Bu ortaklık özü itibarile; Emperyal kuvvet, Kapital faşizm ve Firavun (saltanat-siyasal din evliliği Batı ve doğunun akıl almaz aynılığı) arzusunun binyıllar boyu Evanjelist örgüt elile devam etmesinden kaynaklanan ve uzun yıllar amaç birliği yemini etmiş vandal bir toplumdur. M.Ö. 3150 gelen ve M.S. 2030 yılına kadar sürecek olan ve mütemadiyen hortlayan bu sistem ve ona çanak tutan, gelişmesi mümkün olmayan insan güruhuna biz müdahale etmedikçe, sonsuza kadar bu düzen devam edip gidecektir.

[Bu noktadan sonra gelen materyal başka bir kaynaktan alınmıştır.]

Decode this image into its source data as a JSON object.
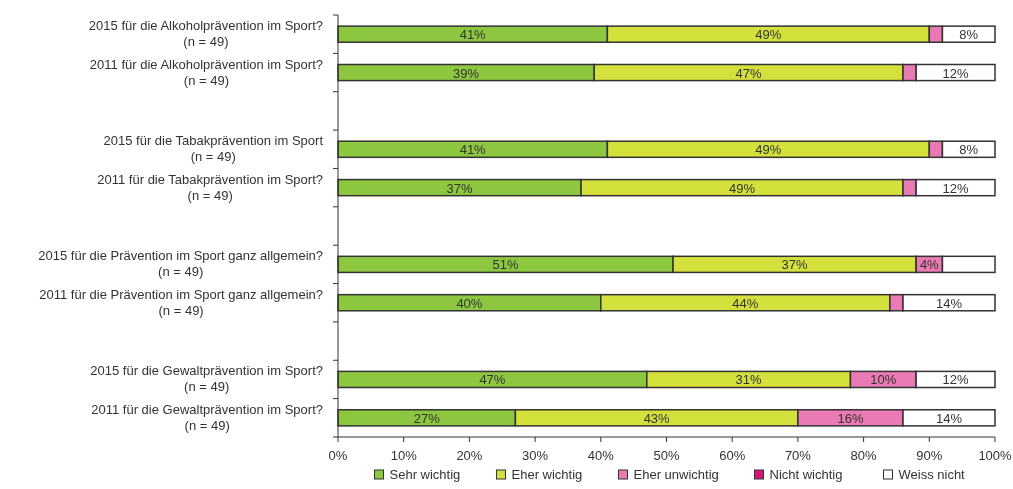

Peki; 6000 yılı aşkın süredir, Mesih arzusu ile yaşayan bu şizofreniye izin vermeye devam etmeli miyiz?
Bunun sonunu getirmeden, onların bizlerle yaşamasına müsaade edecek miyiz?
Başa çıkılamayan yok etme ihtiraslarile karartılan tarihin sarmal halinde bize sunulduğunun farkında değil miyiz?
Artık değişme zamanı gelmedi mi?
Bu savaşın karşısında tek bir güç olduğunu biliyoruz. Halkların bilinçlenmesi ile gelen millet aydınlanmasının ulusal koruyuculuğu bize bırakılan yegâne ödev olduğunuda…
Şimdi lütfen tekrar tekrar düşünün.
Neyi neden istiyorum, neye neden susuyorum ve neye neden ses çıkarıyorum?
Ve en önemlisi neyi neden yapıyorum.?
Adaleti nerden kimin elinden alıyorum?
Devlet Mülk demektir ve Mülk onun için kan dökenlerin hakkıdır. Mülk namusun bekçisi, geleceğin huzurlu bahçesidir ve yalnızca faziletli ellerde yaşam bulabilecek bir cennettir. Adalet ise bu mülkün tecellisidir.
Bir gün ATATÜRK’ü anladığınızda iş işten geçmiş olabilir.
İnancım asla bitmeyecek bir erdemin mahiyetinde, Türk aklile tezahür edecektir.